While asserting some runfiles, I needed to do something like:
target.runfiles().contains_at_least([
<ends with "/foo">,
<ends with "/foo.exe">
])
Unfortunately, there isn't a great way to do this.
At the least, I think these convenience methods need to be added:
.paths() -> CollectionSubject[str]: returns all the runfiles paths that are represented.
.path_map() -> DictSubject[str, File|None]: returns a mapping of path to File (or None, in the case of .empty_filenames). Unfortunately, this is, potentially, a lossy operation -- a symlink could have the same path as a regular file entry. So we would want to match Bazel's behavior for how it handles such cases as best we can.

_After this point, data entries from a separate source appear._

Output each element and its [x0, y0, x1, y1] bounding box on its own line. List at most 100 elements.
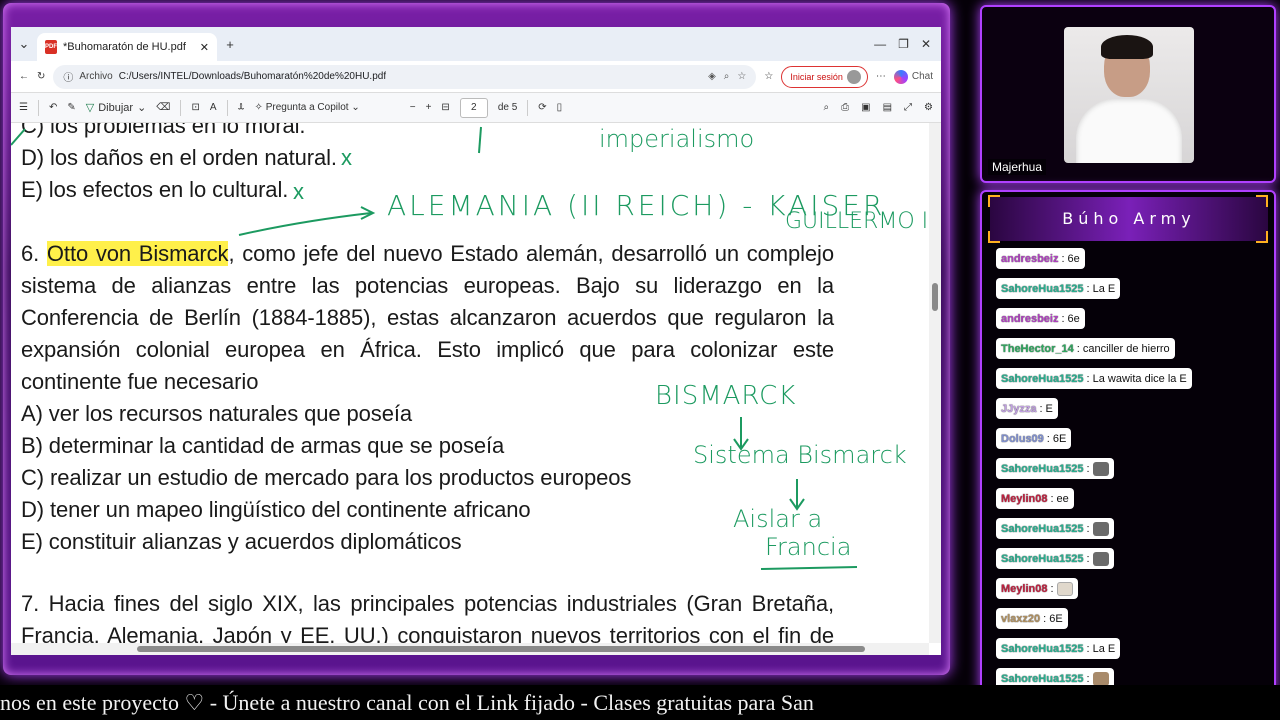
minimize-icon[interactable]: —: [874, 37, 886, 51]
ask-copilot-button[interactable]: ✧ Pregunta a Copilot ⌄: [255, 102, 360, 113]
chat-username[interactable]: JJyzza: [1001, 403, 1036, 415]
chat-message-bubble: TheHector_14: canciller de hierro: [996, 338, 1175, 359]
vertical-scroll-thumb[interactable]: [932, 283, 938, 311]
text-format-icon[interactable]: A: [210, 102, 217, 113]
text-box-icon[interactable]: ⊡: [191, 102, 199, 113]
chat-username[interactable]: SahoreHua1525: [1001, 283, 1084, 295]
copilot-icon: [893, 69, 908, 84]
print-icon[interactable]: ⎙: [841, 102, 849, 113]
restore-icon[interactable]: ❐: [898, 37, 909, 51]
chat-text: La wawita dice la E: [1092, 372, 1187, 385]
search-icon[interactable]: ⌕: [824, 102, 830, 113]
undo-icon[interactable]: ↶: [49, 102, 57, 113]
chat-message: andresbeiz:6e: [996, 308, 1266, 338]
signin-button[interactable]: Iniciar sesión: [781, 65, 868, 88]
chat-text: canciller de hierro: [1082, 342, 1170, 355]
chat-username[interactable]: SahoreHua1525: [1001, 373, 1084, 385]
page-number-input[interactable]: 2: [459, 97, 488, 118]
read-aloud-icon[interactable]: ꕊ: [238, 102, 245, 113]
chat-username[interactable]: TheHector_14: [1001, 343, 1074, 355]
bottom-ticker: nos en este proyecto ♡ - Únete a nuestro…: [0, 685, 1280, 720]
chat-message-bubble: SahoreHua1525: La wawita dice la E: [996, 368, 1192, 389]
chat-message: SahoreHua1525:: [996, 458, 1266, 488]
chat-username[interactable]: andresbeiz: [1001, 313, 1058, 325]
read-aloud-icon[interactable]: ◈: [708, 71, 716, 82]
fullscreen-icon[interactable]: ⤢: [904, 102, 912, 113]
page-view-icon[interactable]: ▯: [557, 102, 563, 113]
chat-separator: :: [1046, 432, 1050, 445]
tab-pdf[interactable]: PDF *Buhomaratón de HU.pdf ✕: [37, 33, 217, 61]
highlight-icon[interactable]: ✎: [67, 102, 75, 113]
chat-message-bubble: vlaxz20:6E: [996, 608, 1068, 629]
close-window-icon[interactable]: ✕: [921, 37, 931, 51]
chat-separator: :: [1086, 642, 1090, 655]
emote-icon: [1092, 671, 1109, 686]
chat-messages: andresbeiz:6e SahoreHua1525: La E andresbei…: [996, 248, 1266, 698]
chat-username[interactable]: SahoreHua1525: [1001, 463, 1084, 475]
chat-message-bubble: Dolus09:6E: [996, 428, 1072, 449]
zoom-icon[interactable]: ⌕: [724, 71, 730, 82]
info-icon[interactable]: ⓘ: [63, 69, 73, 84]
save-icon[interactable]: ▣: [861, 102, 870, 113]
window-controls: — ❐ ✕: [874, 37, 941, 51]
chat-username[interactable]: Meylin08: [1001, 583, 1047, 595]
toolbar-separator: [527, 99, 529, 116]
chat-username[interactable]: SahoreHua1525: [1001, 643, 1084, 655]
rotate-icon[interactable]: ⟳: [538, 102, 546, 113]
more-menu-icon[interactable]: ⋯: [876, 71, 886, 82]
webcam-feed: [1064, 27, 1194, 163]
copilot-chat-button[interactable]: Chat: [893, 69, 933, 84]
omnibox-icons: ◈ ⌕ ☆: [708, 71, 746, 82]
chat-username[interactable]: andresbeiz: [1001, 253, 1058, 265]
address-bar: ← ↻ ⓘ Archivo C:/Users/INTEL/Downloads/B…: [11, 61, 941, 93]
chat-text: 6E: [1049, 612, 1063, 625]
url-field[interactable]: ⓘ Archivo C:/Users/INTEL/Downloads/Buhom…: [53, 64, 757, 89]
back-icon[interactable]: ←: [19, 71, 29, 82]
chat-label: Chat: [911, 71, 933, 82]
chat-message-bubble: SahoreHua1525: La E: [996, 278, 1121, 299]
chat-message: JJyzza: E: [996, 398, 1266, 428]
contents-icon[interactable]: ☰: [19, 102, 28, 113]
corner-ornament: [1256, 231, 1268, 243]
stream-layout: ⌄ PDF *Buhomaratón de HU.pdf ✕ + — ❐ ✕ ←…: [0, 0, 1280, 720]
chat-username[interactable]: vlaxz20: [1001, 613, 1040, 625]
save-as-icon[interactable]: ▤: [883, 102, 892, 113]
close-tab-icon[interactable]: ✕: [200, 41, 209, 54]
chat-username[interactable]: SahoreHua1525: [1001, 523, 1084, 535]
favorites-icon[interactable]: ☆: [764, 71, 773, 82]
horizontal-scrollbar[interactable]: [11, 643, 929, 655]
person-hair: [1101, 35, 1153, 59]
zoom-out-icon[interactable]: −: [410, 102, 416, 113]
chat-username[interactable]: SahoreHua1525: [1001, 553, 1084, 565]
tab-list-chevron-icon[interactable]: ⌄: [11, 36, 37, 52]
signin-label: Iniciar sesión: [790, 71, 843, 82]
horizontal-scroll-thumb[interactable]: [137, 646, 865, 652]
emote-icon: [1092, 521, 1109, 536]
reload-icon[interactable]: ↻: [37, 71, 45, 82]
new-tab-icon[interactable]: +: [217, 37, 243, 52]
chat-separator: :: [1061, 312, 1065, 325]
chat-separator: :: [1086, 372, 1090, 385]
chat-separator: :: [1050, 492, 1054, 505]
url-text: C:/Users/INTEL/Downloads/Buhomaratón%20d…: [118, 71, 387, 82]
chat-username[interactable]: SahoreHua1525: [1001, 673, 1084, 685]
chat-message-bubble: andresbeiz:6e: [996, 248, 1085, 269]
chat-separator: :: [1050, 582, 1054, 595]
settings-gear-icon[interactable]: ⚙: [924, 102, 933, 113]
pdf-page[interactable]: C) los problemas en lo moral. D) los dañ…: [11, 123, 929, 643]
eraser-icon[interactable]: ⌫: [156, 102, 170, 113]
fit-page-icon[interactable]: ⊟: [441, 102, 449, 113]
chat-message: Meylin08:: [996, 578, 1266, 608]
toolbar-right: ⌕ ⎙ ▣ ▤ ⤢ ⚙: [824, 102, 933, 113]
chevron-down-icon: ⌄: [351, 102, 360, 113]
emote-icon: [1092, 461, 1109, 476]
chat-message-bubble: SahoreHua1525:: [996, 458, 1114, 479]
chat-message-bubble: Meylin08: ee: [996, 488, 1074, 509]
vertical-scrollbar[interactable]: [929, 123, 941, 643]
chat-username[interactable]: Meylin08: [1001, 493, 1047, 505]
zoom-in-icon[interactable]: +: [426, 102, 432, 113]
draw-button[interactable]: ▽ Dibujar ⌄: [86, 101, 147, 115]
chat-username[interactable]: Dolus09: [1001, 433, 1044, 445]
chat-message: andresbeiz:6e: [996, 248, 1266, 278]
favorite-star-icon[interactable]: ☆: [737, 71, 746, 82]
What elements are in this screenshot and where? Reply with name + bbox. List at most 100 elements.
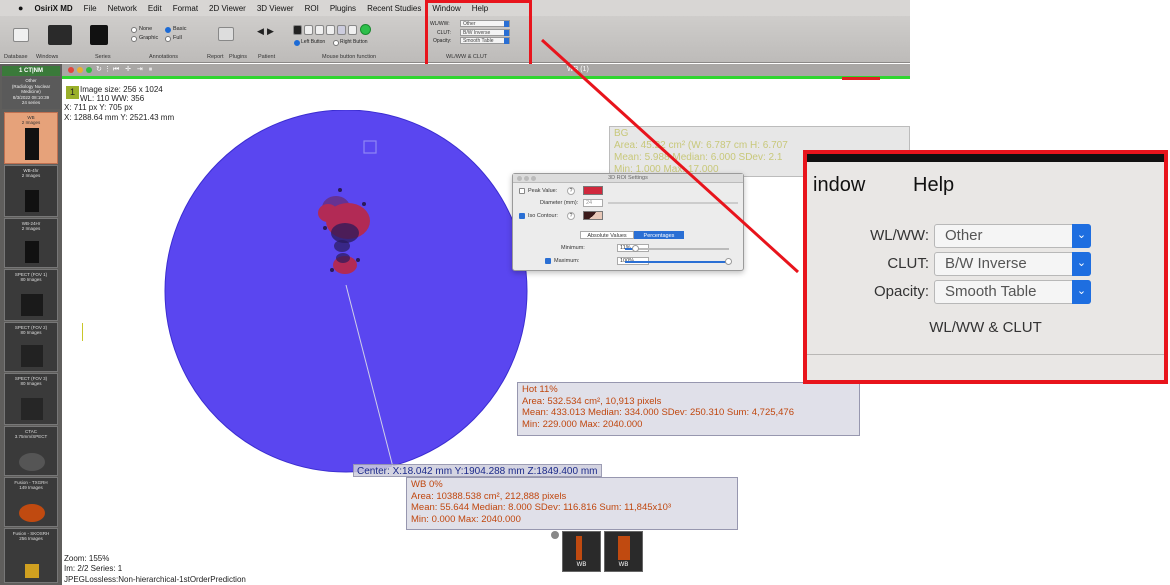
thumbnail-image	[19, 504, 45, 522]
callout-footer: WL/WW & CLUT	[929, 319, 1042, 336]
roi-settings-dialog[interactable]: 3D ROI Settings Peak Value: ? Diameter (…	[512, 173, 744, 271]
close-icon[interactable]	[517, 176, 522, 181]
thumbnail-count: 3.75mm/SPECT	[14, 434, 48, 439]
toolbar-label-report: Report	[207, 54, 224, 60]
thumbnail-series[interactable]: WB-24Hr 2 Images	[4, 218, 58, 268]
peak-value-label: Peak Value:	[528, 188, 558, 194]
green-ball-tool-icon[interactable]	[360, 24, 371, 35]
preview-thumbnail[interactable]: WB	[562, 531, 601, 572]
thumbnail-series[interactable]: SPECT (FOV 1) 80 Images	[4, 269, 58, 321]
minimize-icon[interactable]	[77, 67, 83, 73]
thumbnail-series[interactable]: CTAC 3.75mm/SPECT	[4, 426, 58, 476]
iso-contour-checkbox[interactable]	[519, 213, 525, 219]
series-button[interactable]	[90, 25, 108, 45]
thumbnail-series[interactable]: WB 2 Images	[4, 112, 58, 164]
thumbnail-series[interactable]: SPECT (FOV 3) 80 Images	[4, 373, 58, 425]
menu-network[interactable]: Network	[108, 4, 137, 13]
wlww-tool-icon[interactable]	[293, 25, 302, 35]
thumbnail-series[interactable]: Fusion - SKOSRH 256 Images	[4, 528, 58, 583]
help-icon[interactable]: ?	[567, 212, 575, 220]
study-info-line: 24 series	[21, 100, 41, 105]
maximum-slider-fill	[625, 261, 729, 263]
left-button-label: Left Button	[301, 39, 326, 45]
callout-clut-select: B/W Inverse ⌄	[934, 252, 1091, 276]
windows-button[interactable]	[48, 25, 72, 45]
menu-edit[interactable]: Edit	[148, 4, 162, 13]
peak-color-swatch[interactable]	[583, 186, 603, 195]
pixel-position-text: X: 711 px Y: 705 px	[64, 103, 133, 112]
callout-wlww-value: Other	[945, 227, 983, 244]
roi-wb-min: Min: 0.000 Max: 2040.000	[411, 513, 521, 525]
phantom-image	[164, 110, 528, 475]
roi-hot-stats[interactable]: Hot 11% Area: 532.534 cm², 10,913 pixels…	[517, 382, 860, 436]
next-arrow-icon[interactable]: ▶	[267, 26, 274, 37]
roi-wb-area: Area: 10388.538 cm², 212,888 pixels	[411, 490, 567, 502]
menu-3d-viewer[interactable]: 3D Viewer	[257, 4, 294, 13]
annotations-graphic-radio[interactable]	[131, 36, 137, 42]
zoom-callout: indow Help WL/WW: Other ⌄ CLUT: B/W Inve…	[803, 150, 1168, 384]
absolute-values-segment[interactable]: Absolute Values	[580, 231, 634, 239]
menu-2d-viewer[interactable]: 2D Viewer	[209, 4, 246, 13]
maximize-icon[interactable]	[86, 67, 92, 73]
thumbnail-image	[21, 398, 43, 420]
diameter-field[interactable]: 24	[583, 199, 603, 207]
scale-marker	[82, 323, 83, 341]
menu-app[interactable]: OsiriX MD	[34, 4, 72, 13]
roi-wb-mean: Mean: 55.644 Median: 8.000 SDev: 116.816…	[411, 502, 672, 513]
database-button[interactable]	[13, 28, 29, 42]
annotations-basic-radio[interactable]	[165, 27, 171, 33]
viewer-nav-icons[interactable]: ↻⋮⏮ ✛ ⇥ ⏸	[96, 65, 154, 74]
close-icon[interactable]	[68, 67, 74, 73]
thumbnail-series[interactable]: SPECT (FOV 2) 80 Images	[4, 322, 58, 372]
report-button[interactable]	[218, 27, 234, 41]
minimum-slider[interactable]	[625, 245, 729, 252]
maximum-slider-knob[interactable]	[725, 258, 732, 265]
menu-recent-studies[interactable]: Recent Studies	[367, 4, 421, 13]
callout-wlww-label: WL/WW:	[870, 227, 929, 244]
study-info[interactable]: Other (Radiology Nuclear Medicine) 8/3/2…	[2, 77, 60, 109]
roi-tool-icon[interactable]	[337, 25, 346, 35]
thumbnail-image	[21, 345, 43, 367]
callout-opacity-select: Smooth Table ⌄	[934, 280, 1091, 304]
maximum-checkbox[interactable]	[545, 258, 551, 264]
image-size-text: Image size: 256 x 1024	[80, 85, 163, 94]
series-strip: 1 CT|NM Other (Radiology Nuclear Medicin…	[0, 64, 62, 585]
iso-color-swatch[interactable]	[583, 211, 603, 220]
annotations-full-radio[interactable]	[165, 36, 171, 42]
thumbnail-image	[25, 241, 39, 263]
preview-thumbnail[interactable]: WB	[604, 531, 643, 572]
minimum-slider-knob[interactable]	[632, 245, 639, 252]
menu-plugins[interactable]: Plugins	[330, 4, 356, 13]
maximize-icon[interactable]	[531, 176, 536, 181]
peak-value-checkbox[interactable]	[519, 188, 525, 194]
roi-wb-stats[interactable]: WB 0% Area: 10388.538 cm², 212,888 pixel…	[406, 477, 738, 530]
zoom-tool-icon[interactable]	[315, 25, 324, 35]
series-tab[interactable]: 1 CT|NM	[2, 66, 60, 76]
toolbar-label-windows: Windows	[36, 54, 59, 60]
previous-arrow-icon[interactable]: ◀	[257, 26, 264, 37]
maximum-slider[interactable]	[625, 258, 732, 265]
menu-format[interactable]: Format	[173, 4, 198, 13]
help-icon[interactable]: ?	[567, 187, 575, 195]
dialog-title: 3D ROI Settings	[513, 174, 743, 183]
preview-image	[618, 536, 630, 560]
diameter-slider[interactable]	[608, 202, 738, 204]
menu-file[interactable]: File	[84, 4, 97, 13]
rotate-tool-icon[interactable]	[326, 25, 335, 35]
menu-roi[interactable]: ROI	[305, 4, 319, 13]
percentages-segment[interactable]: Percentages	[634, 231, 684, 239]
right-button-radio[interactable]	[333, 40, 339, 46]
crosshair-tool-icon[interactable]	[348, 25, 357, 35]
thumbnail-image	[25, 190, 39, 212]
roi-bg-name: BG	[614, 128, 629, 139]
thumbnail-series[interactable]: WB-4hr 2 Images	[4, 165, 58, 217]
apple-icon[interactable]: ●	[18, 3, 23, 13]
left-button-radio[interactable]	[294, 40, 300, 46]
toolbar-label-series: Series	[95, 54, 111, 60]
move-tool-icon[interactable]	[304, 25, 313, 35]
preview-badge-icon	[551, 531, 559, 539]
annotations-none-radio[interactable]	[131, 27, 137, 33]
thumbnail-series[interactable]: Fusion - TXGRH 149 Images	[4, 477, 58, 527]
minimize-icon[interactable]	[524, 176, 529, 181]
active-viewer-indicator	[62, 76, 910, 79]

And these two lower-level accessors need to be added:
.files() -> DepsetFileSubject: returns the Runfiles.file value as a subject
.empty_filenames() -> CollectionSubject[str]: Returns Runfiles.empty_filenames as a subject
.symlinks() -> DepsetSubject[SymlinkEntry]: Returns Runfiles.symlinks as a subject
.root_symlinks() -> DepsetSubject[SymlinKEntry]: Returns Runfiles.root_symlinks as a subject
I'm not sure how to best directly expose other methods because a runfiles object is a heterogenous collection -- Files, symlink entries, and str (empty file names). I think matching on the str paths is about the best we can do -- its the common denominator. For a more specific check, the other accessors can be used (e.g. to check that something is a symlink).